[Task] Ex:WikibaseQualityExternalValidation - performance review of Special:CrossCheck
@aaron, can you take a look at this special page?

It eventually calls CrossChecker::crossCheckStatements, which if you follow the execution path has 6 foreach'es nested inside each other.

Besides throttling (T103905) is there anything they need to do to make sure this isn't a DoS vector?

aaron added a comment.Jul 15 2015, 7:58 AM

It would be interesting to dumps of all the queries for a request done for a typical case and a worse-type case.

In both cases 3 database queries are executed:
Query 1:

SELECT dump_id FROM wbqev_identifier_properties
WHERE identifier_pid IN ( ... );

Query 2:

SELECT * FROM wbqev_dump_information
LEFT JOIN wbqev_identifier_properties
ON wbqev_dump_information.dumpId = wbqev_identifier_properties.dump_id
WHERE wbqev_dump_information.dumpId IN ( ... );

Query 3:

SELECT ( dump_id, external_id, pid, external_value ) 
FROM wbqev_external_data
WHERE dump_id IN ( ... )
AND external_id IN ( ... )
AND pid IN ( ... );

Number of rows depends on how many external datasets are imported into the database. For now, we only use the GND as a counterpart database, which results in the following numbers:

Typical Case
Query 1 returns 1 row.
Query 2 returns 3 rows.
Query 3 returns 3 rows.

Worst Case
Query 1 returns 1 row.
Query 2 returns 3 rows.
Query 3 returns 22 rows.

Does this answers your question, or do you need more information?

@aaron Any update on this? This looks like it is the last remaining blocker for deploying the extension.

aaron added a comment.Sep 9 2015, 8:35 PM

The JOIN for query #2 does not seem to have an index. wbqev_identifier_properties has:

PRIMARY KEY (identifier_pid, dump_id)

...but nothing like (dump_id). Is the wbqev_identifier_properties table going to pruned of older dumps or will it just keep growing?

Query #3 would require a few clever index dives to run well. I'm not sure how smart MariaDB is here. Has anyone tried "EXPLAIN format=json" with a good dataset (doesn't have to be full size, but a few 100k items). My fear would be having just the (dump_id) index part used and scanning happening for the other two IN()s. On the revision table, two IN()s work fine:

EXPLAIN EXTENDED SELECT * FROM revision FORCE INDEX(rev_page_id) WHERE rev_page IN (5043734,3535,6234) AND rev_id IN (343535,23255,33626);
stdClass Object
    [id] => 1
    [select_type] => SIMPLE
    [table] => revision
    [type] => range
    [possible_keys] => rev_page_id
    [key] => rev_page_id
    [key_len] => 8
    [ref] => 
    [rows] => 9
    [filtered] => 100.00
    [Extra] => Using index condition

For wbqev_external_data, the only index with pid has it as the third part of the index.
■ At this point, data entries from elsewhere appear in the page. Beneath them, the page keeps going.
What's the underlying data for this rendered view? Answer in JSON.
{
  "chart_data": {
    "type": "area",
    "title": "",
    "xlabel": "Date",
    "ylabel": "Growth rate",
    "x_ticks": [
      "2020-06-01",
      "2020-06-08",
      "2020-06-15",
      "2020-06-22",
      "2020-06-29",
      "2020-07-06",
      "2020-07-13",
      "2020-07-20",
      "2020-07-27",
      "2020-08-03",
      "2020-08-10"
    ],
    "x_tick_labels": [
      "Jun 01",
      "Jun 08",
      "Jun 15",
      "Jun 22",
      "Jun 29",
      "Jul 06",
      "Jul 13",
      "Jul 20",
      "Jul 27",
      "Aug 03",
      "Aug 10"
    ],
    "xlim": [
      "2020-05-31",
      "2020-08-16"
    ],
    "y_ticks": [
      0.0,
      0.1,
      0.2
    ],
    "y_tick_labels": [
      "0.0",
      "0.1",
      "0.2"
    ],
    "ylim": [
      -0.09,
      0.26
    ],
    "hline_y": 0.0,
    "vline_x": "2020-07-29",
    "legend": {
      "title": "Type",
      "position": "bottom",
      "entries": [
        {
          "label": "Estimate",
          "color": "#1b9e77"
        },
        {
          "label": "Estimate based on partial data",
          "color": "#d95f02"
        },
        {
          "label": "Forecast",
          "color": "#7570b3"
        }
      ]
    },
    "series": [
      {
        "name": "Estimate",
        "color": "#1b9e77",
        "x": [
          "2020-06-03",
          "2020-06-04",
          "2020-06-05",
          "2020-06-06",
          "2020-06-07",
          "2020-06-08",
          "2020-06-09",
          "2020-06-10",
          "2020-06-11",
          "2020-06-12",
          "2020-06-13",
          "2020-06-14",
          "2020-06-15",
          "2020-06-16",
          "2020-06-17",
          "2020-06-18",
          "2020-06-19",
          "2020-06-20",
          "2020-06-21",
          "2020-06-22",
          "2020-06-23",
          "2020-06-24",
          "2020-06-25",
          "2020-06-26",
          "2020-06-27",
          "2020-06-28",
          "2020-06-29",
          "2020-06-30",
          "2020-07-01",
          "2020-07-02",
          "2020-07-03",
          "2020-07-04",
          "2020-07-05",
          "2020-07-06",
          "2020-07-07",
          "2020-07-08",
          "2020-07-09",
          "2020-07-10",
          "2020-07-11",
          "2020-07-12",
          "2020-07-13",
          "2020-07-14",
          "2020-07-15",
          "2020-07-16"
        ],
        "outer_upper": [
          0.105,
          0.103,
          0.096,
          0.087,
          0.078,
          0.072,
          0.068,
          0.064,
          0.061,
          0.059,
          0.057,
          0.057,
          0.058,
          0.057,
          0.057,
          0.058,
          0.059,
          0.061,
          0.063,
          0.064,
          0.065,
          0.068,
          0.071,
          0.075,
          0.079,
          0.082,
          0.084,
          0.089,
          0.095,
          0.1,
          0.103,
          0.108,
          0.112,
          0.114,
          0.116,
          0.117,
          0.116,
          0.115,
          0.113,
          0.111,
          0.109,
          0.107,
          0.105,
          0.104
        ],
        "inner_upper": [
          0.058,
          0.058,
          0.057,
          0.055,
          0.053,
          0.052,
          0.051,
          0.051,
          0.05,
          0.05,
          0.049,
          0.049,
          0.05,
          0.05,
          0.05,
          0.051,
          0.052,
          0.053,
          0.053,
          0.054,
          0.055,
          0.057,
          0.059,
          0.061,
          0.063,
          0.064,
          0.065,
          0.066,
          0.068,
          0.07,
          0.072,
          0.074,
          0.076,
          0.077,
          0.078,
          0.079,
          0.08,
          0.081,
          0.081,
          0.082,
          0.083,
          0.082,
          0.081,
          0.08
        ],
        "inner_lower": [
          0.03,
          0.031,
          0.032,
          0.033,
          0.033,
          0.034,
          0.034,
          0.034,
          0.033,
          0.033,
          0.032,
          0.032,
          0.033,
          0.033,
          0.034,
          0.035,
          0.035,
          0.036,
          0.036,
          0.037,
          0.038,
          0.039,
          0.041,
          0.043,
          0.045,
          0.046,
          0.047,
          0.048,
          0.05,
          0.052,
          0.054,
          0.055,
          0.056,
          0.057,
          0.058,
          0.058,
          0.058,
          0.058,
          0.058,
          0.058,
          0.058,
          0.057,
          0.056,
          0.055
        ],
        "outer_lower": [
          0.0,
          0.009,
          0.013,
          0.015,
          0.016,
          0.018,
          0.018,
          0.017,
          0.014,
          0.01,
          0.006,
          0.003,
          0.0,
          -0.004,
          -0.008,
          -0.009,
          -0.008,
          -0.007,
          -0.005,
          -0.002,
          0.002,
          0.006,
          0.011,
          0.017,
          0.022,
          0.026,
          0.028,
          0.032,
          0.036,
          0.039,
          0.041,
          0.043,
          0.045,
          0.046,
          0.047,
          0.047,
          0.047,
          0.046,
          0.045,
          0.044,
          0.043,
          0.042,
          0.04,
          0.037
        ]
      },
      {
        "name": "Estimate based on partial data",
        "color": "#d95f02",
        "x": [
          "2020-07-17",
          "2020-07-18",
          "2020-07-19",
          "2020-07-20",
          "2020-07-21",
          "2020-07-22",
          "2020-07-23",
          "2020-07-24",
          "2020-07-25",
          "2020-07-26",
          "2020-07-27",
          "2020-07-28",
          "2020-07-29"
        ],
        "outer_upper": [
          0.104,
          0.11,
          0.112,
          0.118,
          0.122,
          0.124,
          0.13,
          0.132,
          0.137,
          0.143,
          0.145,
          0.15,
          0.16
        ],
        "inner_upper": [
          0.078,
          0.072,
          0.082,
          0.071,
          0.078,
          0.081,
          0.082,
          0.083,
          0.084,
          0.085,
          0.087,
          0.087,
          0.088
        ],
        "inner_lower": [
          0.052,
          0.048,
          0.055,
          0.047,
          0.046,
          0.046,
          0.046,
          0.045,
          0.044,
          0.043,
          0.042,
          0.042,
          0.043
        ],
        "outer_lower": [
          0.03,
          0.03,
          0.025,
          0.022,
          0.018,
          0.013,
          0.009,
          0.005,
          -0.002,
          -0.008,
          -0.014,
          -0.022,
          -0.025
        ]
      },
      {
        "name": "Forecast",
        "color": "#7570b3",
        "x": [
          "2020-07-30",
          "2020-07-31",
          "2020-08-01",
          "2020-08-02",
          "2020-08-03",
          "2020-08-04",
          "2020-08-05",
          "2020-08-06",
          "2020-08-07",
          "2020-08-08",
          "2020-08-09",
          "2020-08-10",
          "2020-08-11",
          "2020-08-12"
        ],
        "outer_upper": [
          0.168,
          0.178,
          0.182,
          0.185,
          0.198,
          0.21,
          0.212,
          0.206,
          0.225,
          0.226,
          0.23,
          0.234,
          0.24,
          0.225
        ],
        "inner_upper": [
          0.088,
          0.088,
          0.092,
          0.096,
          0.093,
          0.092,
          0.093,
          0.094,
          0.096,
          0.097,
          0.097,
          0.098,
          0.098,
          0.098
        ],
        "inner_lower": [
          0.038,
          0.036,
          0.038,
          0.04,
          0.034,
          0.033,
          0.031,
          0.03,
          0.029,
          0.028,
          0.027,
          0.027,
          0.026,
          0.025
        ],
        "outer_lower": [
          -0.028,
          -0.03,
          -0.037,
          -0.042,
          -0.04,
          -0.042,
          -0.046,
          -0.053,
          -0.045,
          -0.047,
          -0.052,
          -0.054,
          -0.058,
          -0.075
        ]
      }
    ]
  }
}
CREATE INDEX /*i*/dump_id_external_id_pid ON /*_*/wbqev_external_data (dump_id, external_id, pid); mariadb will need to handle 3 levels of IN nesting to avoid scanning extra rows. It may work just fine, though it would be nice to know for sure.

I'm having trouble finding documentation about wbqev_external_data. The PK is just an opaque rowid field. How many rows might there be for any given (dump_id, external_id, pid) combination? What decides that number?

Was this deployed already? Perhaps this can just be closed.